Jujur awalnya kita agak merasa ragu dengan apa yang akan ditampilkan dalam film ini. Rasa cemas akan penceritaan plot yang layaknya bertutur seperti sinetron atau film Indonesia pada umumnya.
Terkadang “Dua Garis Biru” memang terlihat dan terasa demikian. Tapi secara keseluruhan, audiens akan sangat terkejut di sepanjang menyaksikan filmnya. Film ini walaupun memiliki premis yang umum, namun kerennya tidak terlihat cheesy.
Malah kita berani mengatakan kalau film yang diproduseri oleh Reza Servia ini, terlihat seperti film coming of age Hollywood layaknya Juno (2007) atau film-film “berat” Hollywood kebanyakan.
Hal ini tentunya difaktori oleh keputusan shot demi shot yang diambil oleh Gina dan juga naskahnya yang sangat artistik dan to the point. Pokoknya sangat sedikit kita menemukan adegan yang pemahamannya harus dijelaskan lagi ke kita-kita sebagai audiens.
Dan tentunya kita perlu mengacungi jempol terhadap sikap Ginatri yang sangat menghormati keintelektualan penontonnya ini. Lebih jauhnya soal pengambilan gambar, kami sekali lagi terpukau sekali Chillers.

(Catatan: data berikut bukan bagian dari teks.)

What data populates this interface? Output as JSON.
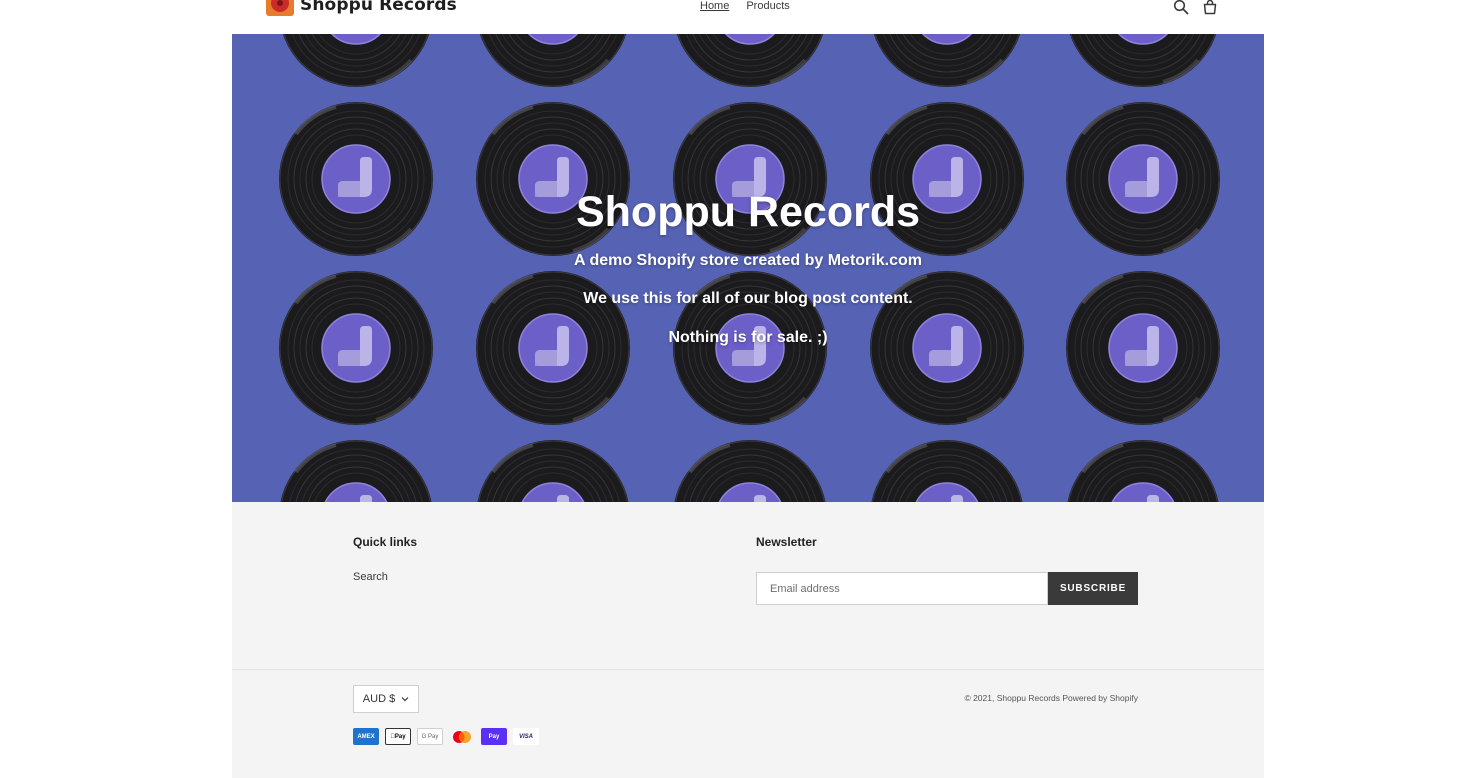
{
  "header": {
    "store_name": "Shoppu Records",
    "nav": [
      {
        "label": "Home",
        "active": true
      },
      {
        "label": "Products",
        "active": false
      }
    ],
    "icons": [
      "search-icon",
      "cart-icon"
    ]
  },
  "hero": {
    "title": "Shoppu Records",
    "lines": [
      "A demo Shopify store created by Metorik.com",
      "We use this for all of our blog post content.",
      "Nothing is for sale. ;)"
    ],
    "background_color": "#5663b5"
  },
  "footer": {
    "quick_links": {
      "heading": "Quick links",
      "items": [
        "Search"
      ]
    },
    "newsletter": {
      "heading": "Newsletter",
      "email_placeholder": "Email address",
      "button_label": "SUBSCRIBE"
    },
    "currency": {
      "selected": "AUD $"
    },
    "copyright": "© 2021, Shoppu Records Powered by Shopify",
    "payment_methods": [
      {
        "name": "amex-icon",
        "label": "AMEX"
      },
      {
        "name": "apple-pay-icon",
        "label": "Pay"
      },
      {
        "name": "google-pay-icon",
        "label": "G Pay"
      },
      {
        "name": "mastercard-icon",
        "label": ""
      },
      {
        "name": "shop-pay-icon",
        "label": "Pay"
      },
      {
        "name": "visa-icon",
        "label": "VISA"
      }
    ]
  }
}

Setiap keputusan pengambilan gambar mau itu close-up, wide, semuanya dilakukan Gina sesuai dengan scene dan emosi yang sedang ditampilkan.
Selain itu ia bahkan menampilkan shot metafora yang dikhususkan bagi buah stroberi yang merupakan shot sekaligus bentuk penulisan naskah yang sangat cerdas yang pernah dilakukan oleh seorang sineas di negeri kita.
Oh ya satu hal lagi, Gina melalui film ini, sukses menyampaikan tujuannya untuk memberikan edukasi seks bagi seluruh remaja tanpa terlihat “preachy”. Ia menampilkannya dengan sangat fun namun, tetap menampilkan realita dengan implikasi yang cenderung kejam dari perbuatan “iseng-iseng” yang dilakukan oleh Dara dan Bima.
Kehebatan Gina juga didukung dengan suguhan soundtrack nya yang terdengar kalem namun tetap atmosferik di kedua telinga. Walau hit dari band lawas Indonesia, Naif – “Jikalau”, membawa nostalgia masa lalu, namun tetaplah “Growing Up” milik Rara Sekar yang sukses mencuri kedua telinga kita.
Akan tetapi, sangat disayangkan bahwa film ini masih saja memiliki beberapa kekurangan. Selain kisahnya yang terkadang masih terlihat seperti sinetron, kekurangan utama yang paling mengganggu adalah penampilan Angga di film ini.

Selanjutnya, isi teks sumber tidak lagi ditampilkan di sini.